Conservatives called it a win for free speech. Critics said Meta was just walking away from its responsibilities. Both had a point, which is usually a sign that the real question is somewhere neither of them was looking.
So what is the real question? Not whether platforms should moderate content. They already do, and the scale of it is what often goes unnoticed. Platforms now make billions of moderation calls every day, far more than any editorial team could review. Those decisions are made by systems trained on criteria that users cannot see or challenge, through processes that are not publicly visible. When decisions that shape public discourse are made at that scale by systems nobody can see or challenge, that is not just a technical problem anymore.
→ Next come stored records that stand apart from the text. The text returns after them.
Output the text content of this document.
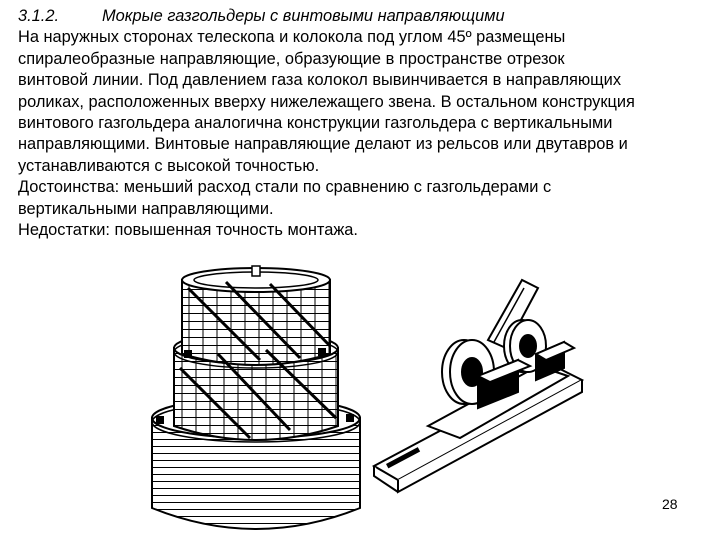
3.1.2.	Мокрые газгольдеры с винтовыми направляющими
На наружных сторонах телескопа и колокола под углом 45º размещены
спиралеобразные направляющие, образующие в пространстве отрезок
винтовой линии. Под давлением газа колокол вывинчивается в направляющих
роликах, расположенных вверху нижележащего звена. В остальном конструкция
винтового газгольдера аналогична конструкции газгольдера с вертикальными
направляющими. Винтовые направляющие делают из рельсов или двутавров и
устанавливаются с высокой точностью.
Достоинства: меньший расход стали по сравнению с газгольдерами с
вертикальными направляющими.
Недостатки: повышенная точность монтажа.
28
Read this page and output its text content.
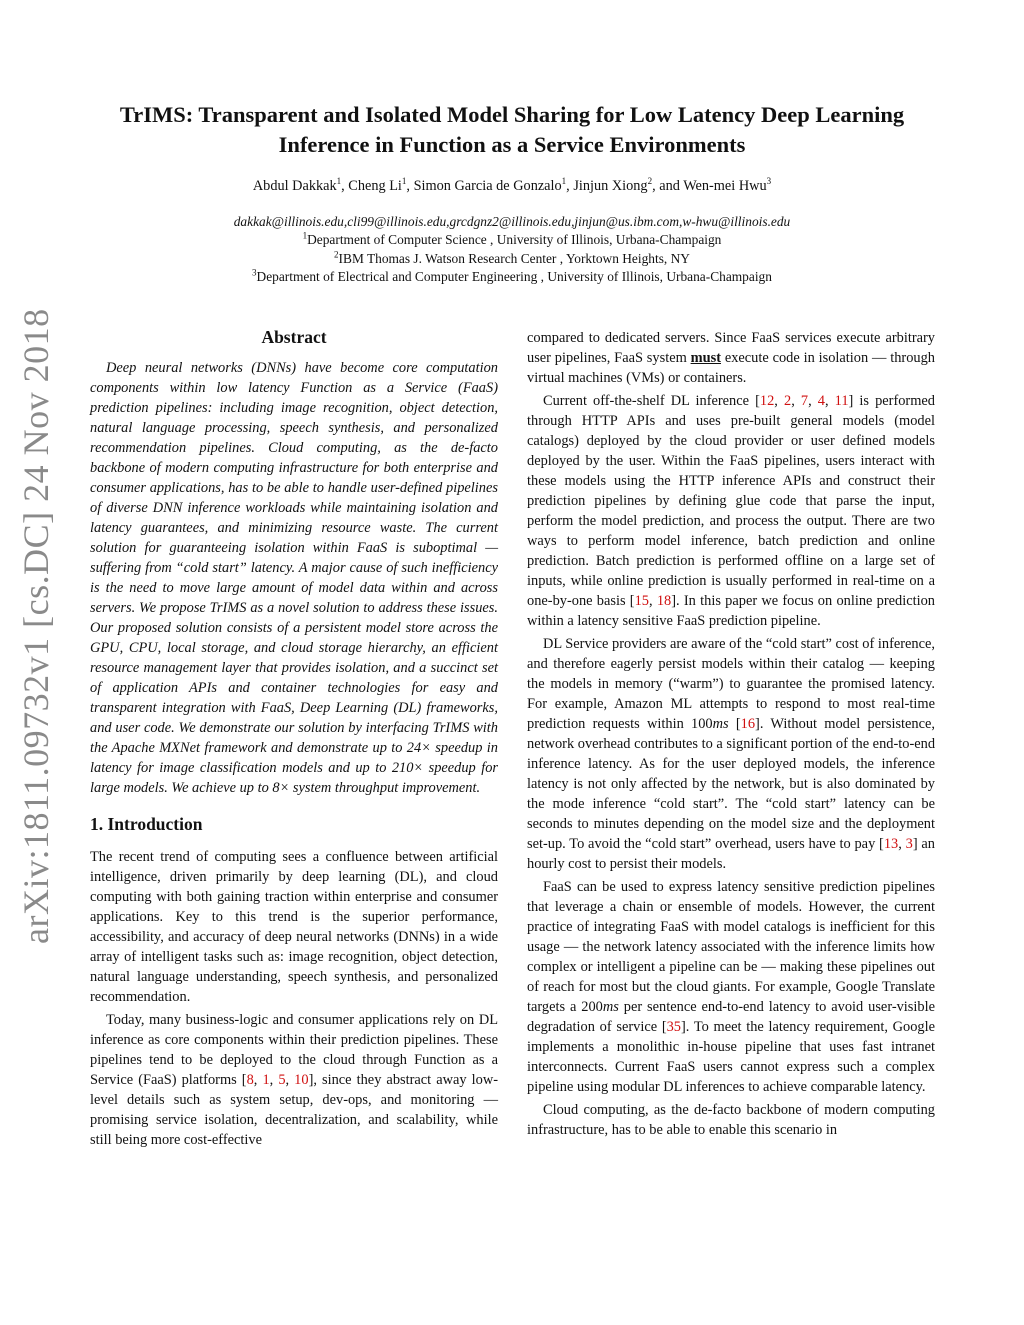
arXiv:1811.09732v1 [cs.DC] 24 Nov 2018
TrIMS: Transparent and Isolated Model Sharing for Low Latency Deep Learning
Inference in Function as a Service Environments
Abdul Dakkak$^1$, Cheng Li$^1$, Simon Garcia de Gonzalo$^1$, Jinjun Xiong$^2$, and Wen-mei Hwu$^3$
dakkak@illinois.edu,cli99@illinois.edu,grcdgnz2@illinois.edu,jinjun@us.ibm.com,w-hwu@illinois.edu
$^1$Department of Computer Science , University of Illinois, Urbana-Champaign
$^2$IBM Thomas J. Watson Research Center , Yorktown Heights, NY
$^3$Department of Electrical and Computer Engineering , University of Illinois, Urbana-Champaign
Abstract

Deep neural networks (DNNs) have become core computation components within low latency Function as a Service (FaaS) prediction pipelines: including image recognition, object detection, natural language processing, speech synthesis, and personalized recommendation pipelines. Cloud computing, as the de-facto backbone of modern computing infrastructure for both enterprise and consumer applications, has to be able to handle user-defined pipelines of diverse DNN inference workloads while maintaining isolation and latency guarantees, and minimizing resource waste. The current solution for guaranteeing isolation within FaaS is suboptimal — suffering from “cold start” latency. A major cause of such inefficiency is the need to move large amount of model data within and across servers. We propose TrIMS as a novel solution to address these issues. Our proposed solution consists of a persistent model store across the GPU, CPU, local storage, and cloud storage hierarchy, an efficient resource management layer that provides isolation, and a succinct set of application APIs and container technologies for easy and transparent integration with FaaS, Deep Learning (DL) frameworks, and user code. We demonstrate our solution by interfacing TrIMS with the Apache MXNet framework and demonstrate up to 24× speedup in latency for image classification models and up to 210× speedup for large models. We achieve up to 8× system throughput improvement.

1. Introduction

The recent trend of computing sees a confluence between artificial intelligence, driven primarily by deep learning (DL), and cloud computing with both gaining traction within enterprise and consumer applications. Key to this trend is the superior performance, accessibility, and accuracy of deep neural networks (DNNs) in a wide array of intelligent tasks such as: image recognition, object detection, natural language understanding, speech synthesis, and personalized recommendation.

Today, many business-logic and consumer applications rely on DL inference as core components within their prediction pipelines. These pipelines tend to be deployed to the cloud through Function as a Service (FaaS) platforms [8, 1, 5, 10], since they abstract away low-level details such as system setup, dev-ops, and monitoring — promising service isolation, decentralization, and scalability, while still being more cost-effective

compared to dedicated servers. Since FaaS services execute arbitrary user pipelines, FaaS system must execute code in isolation — through virtual machines (VMs) or containers.

Current off-the-shelf DL inference [12, 2, 7, 4, 11] is performed through HTTP APIs and uses pre-built general models (model catalogs) deployed by the cloud provider or user defined models deployed by the user. Within the FaaS pipelines, users interact with these models using the HTTP inference APIs and construct their prediction pipelines by defining glue code that parse the input, perform the model prediction, and process the output. There are two ways to perform model inference, batch prediction and online prediction. Batch prediction is performed offline on a large set of inputs, while online prediction is usually performed in real-time on a one-by-one basis [15, 18]. In this paper we focus on online prediction within a latency sensitive FaaS prediction pipeline.

DL Service providers are aware of the “cold start” cost of inference, and therefore eagerly persist models within their catalog — keeping the models in memory (“warm”) to guarantee the promised latency. For example, Amazon ML attempts to respond to most real-time prediction requests within 100ms [16]. Without model persistence, network overhead contributes to a significant portion of the end-to-end inference latency. As for the user deployed models, the inference latency is not only affected by the network, but is also dominated by the mode inference “cold start”. The “cold start” latency can be seconds to minutes depending on the model size and the deployment set-up. To avoid the “cold start” overhead, users have to pay [13, 3] an hourly cost to persist their models.

FaaS can be used to express latency sensitive prediction pipelines that leverage a chain or ensemble of models. However, the current practice of integrating FaaS with model catalogs is inefficient for this usage — the network latency associated with the inference limits how complex or intelligent a pipeline can be — making these pipelines out of reach for most but the cloud giants. For example, Google Translate targets a 200ms per sentence end-to-end latency to avoid user-visible degradation of service [35]. To meet the latency requirement, Google implements a monolithic in-house pipeline that uses fast intranet interconnects. Current FaaS users cannot express such a complex pipeline using modular DL inferences to achieve comparable latency.

Cloud computing, as the de-facto backbone of modern computing infrastructure, has to be able to enable this scenario in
The EU's Digital Services Act (DSA), which came into force in 2024, requires large platforms to be more transparent about how their moderation works and to give users more recourse when content is removed. That is a genuine attempt to put some accountability into a system that currently has very little.
After a year of DSA enforcement, what the design can and cannot fix has become clearer to me. Transparency rules can show you the criteria a platform uses. They cannot change what those criteria are built to serve. As long as platforms profit from engagement, that goal will shape what spreads regardless of what the compliance documents say.
Whether it is a government issuing executive orders or an algorithm trained on engagement data, the question is the same: who is accountable for what gets heard, and to whom? A year ago, I thought Community Notes would answer that. It did not. What it did was make the actual problem harder to ignore: not the moderation layer itself, but what it sits on top of. That part has not changed, and no compliance document will change it either.